In June, President Obama proposed ConnectED, an initiative to connect 99 percent of America’s students to the internet at high speeds within five years. This goal, which is focused on making sure that all classrooms can transition from basic to high-speed connectivity, can only be met by at least doubling the funding levels for the eRate.

The FCC, the agency that oversees the eRate, has invited initial comments on changes to the program by Sept. 16, with reply comments due Oct. 16. Now is the time to make your voice heard.

(Next page: How to speak up)

Here’s the rub

eRate funding has remained essentially flat since its inception. The program’s $2.25 billion annual cap was set back in 1998, well before broadband, tablets, and smart phones existed. Gosh, in 1997 we were thrilled with 56 baud modems and floppy disks! Quite simply, the eRate’s current funding level is insufficient to meet today’s need. For instance, this year’s $5 billion in funding requests is more than double available funds.

We are at a moment when the need for broadband connections in classrooms couldn’t be more pressing. As President Obama pointed out: “(T)he average American school has about the same bandwidth as the average American home, even though obviously there are 200 times as many people at school as there are at home. Only around 20 percent of our students have access to true high-speed internet in their classroom.”
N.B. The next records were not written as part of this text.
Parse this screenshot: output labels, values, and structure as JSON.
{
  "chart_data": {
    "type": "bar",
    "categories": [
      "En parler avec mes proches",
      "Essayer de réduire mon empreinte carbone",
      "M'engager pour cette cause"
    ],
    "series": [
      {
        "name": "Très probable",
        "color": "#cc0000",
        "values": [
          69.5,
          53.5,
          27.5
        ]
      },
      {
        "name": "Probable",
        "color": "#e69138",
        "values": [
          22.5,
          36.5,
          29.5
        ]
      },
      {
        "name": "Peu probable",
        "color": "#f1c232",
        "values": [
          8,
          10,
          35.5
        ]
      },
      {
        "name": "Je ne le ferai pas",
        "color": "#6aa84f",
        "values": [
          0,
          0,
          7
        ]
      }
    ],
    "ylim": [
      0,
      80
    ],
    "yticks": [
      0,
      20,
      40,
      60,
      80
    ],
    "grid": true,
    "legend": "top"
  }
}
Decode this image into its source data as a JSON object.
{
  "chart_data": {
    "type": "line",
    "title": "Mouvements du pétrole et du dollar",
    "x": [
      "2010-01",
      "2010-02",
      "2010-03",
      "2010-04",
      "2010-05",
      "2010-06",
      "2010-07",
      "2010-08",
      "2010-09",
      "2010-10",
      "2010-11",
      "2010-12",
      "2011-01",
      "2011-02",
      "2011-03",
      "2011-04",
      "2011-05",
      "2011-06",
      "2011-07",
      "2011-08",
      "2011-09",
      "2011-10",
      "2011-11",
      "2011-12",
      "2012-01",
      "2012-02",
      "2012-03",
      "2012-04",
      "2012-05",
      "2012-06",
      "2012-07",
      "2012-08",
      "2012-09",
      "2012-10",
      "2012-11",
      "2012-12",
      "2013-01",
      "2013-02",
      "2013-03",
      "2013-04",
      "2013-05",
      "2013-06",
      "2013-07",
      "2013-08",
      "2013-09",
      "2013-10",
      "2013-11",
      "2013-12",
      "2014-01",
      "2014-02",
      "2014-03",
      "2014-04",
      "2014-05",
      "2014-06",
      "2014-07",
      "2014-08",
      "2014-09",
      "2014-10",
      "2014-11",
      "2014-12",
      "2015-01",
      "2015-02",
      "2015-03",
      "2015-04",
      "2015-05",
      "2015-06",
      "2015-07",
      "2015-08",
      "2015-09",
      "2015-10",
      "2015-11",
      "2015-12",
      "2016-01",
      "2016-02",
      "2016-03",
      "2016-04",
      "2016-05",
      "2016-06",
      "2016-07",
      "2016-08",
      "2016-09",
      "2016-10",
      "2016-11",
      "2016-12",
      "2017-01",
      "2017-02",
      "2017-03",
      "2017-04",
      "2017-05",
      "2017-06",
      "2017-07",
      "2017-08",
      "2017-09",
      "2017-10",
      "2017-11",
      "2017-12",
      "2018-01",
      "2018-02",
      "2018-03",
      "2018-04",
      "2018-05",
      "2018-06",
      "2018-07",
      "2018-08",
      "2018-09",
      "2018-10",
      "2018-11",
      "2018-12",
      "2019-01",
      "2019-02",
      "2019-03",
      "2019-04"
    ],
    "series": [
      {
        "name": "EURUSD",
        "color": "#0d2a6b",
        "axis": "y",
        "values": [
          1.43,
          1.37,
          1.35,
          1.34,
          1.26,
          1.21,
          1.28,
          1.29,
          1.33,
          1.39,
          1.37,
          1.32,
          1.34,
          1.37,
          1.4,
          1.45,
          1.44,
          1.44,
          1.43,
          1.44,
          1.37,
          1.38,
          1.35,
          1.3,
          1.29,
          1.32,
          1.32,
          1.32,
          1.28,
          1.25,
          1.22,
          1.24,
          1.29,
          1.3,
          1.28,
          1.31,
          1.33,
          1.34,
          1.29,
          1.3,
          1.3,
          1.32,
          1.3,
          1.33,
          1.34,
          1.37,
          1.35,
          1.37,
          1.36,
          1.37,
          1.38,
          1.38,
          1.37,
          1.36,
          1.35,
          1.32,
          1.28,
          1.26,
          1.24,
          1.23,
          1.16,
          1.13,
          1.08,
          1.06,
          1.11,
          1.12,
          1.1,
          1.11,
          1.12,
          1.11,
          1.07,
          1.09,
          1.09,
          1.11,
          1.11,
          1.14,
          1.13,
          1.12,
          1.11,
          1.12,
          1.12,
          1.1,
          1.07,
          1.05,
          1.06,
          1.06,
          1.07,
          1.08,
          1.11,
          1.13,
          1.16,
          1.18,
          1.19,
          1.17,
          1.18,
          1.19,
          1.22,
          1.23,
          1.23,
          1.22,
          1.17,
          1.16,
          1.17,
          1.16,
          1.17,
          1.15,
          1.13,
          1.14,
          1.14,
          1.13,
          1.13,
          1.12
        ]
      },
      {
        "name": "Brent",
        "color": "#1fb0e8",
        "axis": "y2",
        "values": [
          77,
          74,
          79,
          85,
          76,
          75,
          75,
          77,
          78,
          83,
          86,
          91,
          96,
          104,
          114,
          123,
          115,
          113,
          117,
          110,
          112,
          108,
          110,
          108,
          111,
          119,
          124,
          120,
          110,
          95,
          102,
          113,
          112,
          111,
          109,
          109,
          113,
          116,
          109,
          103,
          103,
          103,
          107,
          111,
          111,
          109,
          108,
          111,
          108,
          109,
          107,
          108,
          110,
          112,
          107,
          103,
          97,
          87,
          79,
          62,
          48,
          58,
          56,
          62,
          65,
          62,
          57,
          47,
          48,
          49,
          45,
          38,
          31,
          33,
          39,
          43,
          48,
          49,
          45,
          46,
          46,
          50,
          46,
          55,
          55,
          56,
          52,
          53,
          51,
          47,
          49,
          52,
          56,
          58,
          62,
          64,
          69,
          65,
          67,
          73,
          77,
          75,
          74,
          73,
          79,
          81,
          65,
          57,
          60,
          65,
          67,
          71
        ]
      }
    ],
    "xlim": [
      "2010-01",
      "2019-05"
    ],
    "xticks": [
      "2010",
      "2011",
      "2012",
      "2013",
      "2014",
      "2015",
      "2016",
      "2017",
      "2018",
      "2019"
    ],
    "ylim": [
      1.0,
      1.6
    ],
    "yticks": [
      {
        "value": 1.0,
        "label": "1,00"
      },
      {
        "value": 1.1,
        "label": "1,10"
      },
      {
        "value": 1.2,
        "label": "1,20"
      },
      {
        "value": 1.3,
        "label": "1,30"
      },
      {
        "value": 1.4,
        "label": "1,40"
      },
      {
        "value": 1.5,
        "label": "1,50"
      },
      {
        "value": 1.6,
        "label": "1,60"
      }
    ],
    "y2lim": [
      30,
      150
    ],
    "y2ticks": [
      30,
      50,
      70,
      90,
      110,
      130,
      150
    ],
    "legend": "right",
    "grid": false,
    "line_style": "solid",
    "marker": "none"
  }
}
Estimates say that doubling the eRate would cost about 40 cents more per month on the average consumer’s telephone bill—or about $5 per year. Can’t every American afford less than 2 cents a day to fund such a critical investment?

How can your voice be heard?

It is vital that the education community—including parents, students, and business leaders—speaks with a strong and united voice on the need for more eRate funding.

Fortunately, it’s easy to do. First, visit www.edtechactionnetwork.org for the latest information on the campaign to raise the eRate cap and how you can take action. Second, add your name to the “99 in 5” campaign, a call for policy makers to act swiftly to connect 99 percent of America’s students to high-speed wireless internet access within the next five years.

Mooresville Graded School District, the site of President Obama’s ConnectED speech, shows the dividends this can reap. Five years ago, after years of underperforming, Mooresville decided to reimagine its curriculum by fully transitioning to a digitally based learning environment. Today, Mooresville students have their own devices, are connected 24/7, and are learning in a personalized fashion. While technology alone is not the reason, it has been the catalyst for some astounding results. For instance, Mooresville’s academic composite on state high-stakes tests improved from 68 percent to 89 percent (second highest in the state)—and its four-year cohort graduation rate improved from 68 percent to 90 percent (third highest in the state).

Mooresville should not be the exception, but the rule. We want all our students to be college, career, and life ready, and ensure that our classrooms provide innovative and engaging learning environments.

Why do we have faster internet access at the local coffee shop than in the average classroom? Let’s change that situation. Tell the FCC that we need more eRate funding. If we don’t make noise now, we might never get another chance.

Keith Krueger is CEO of the Consortium for School Networking (CoSN), an education technology leadership association.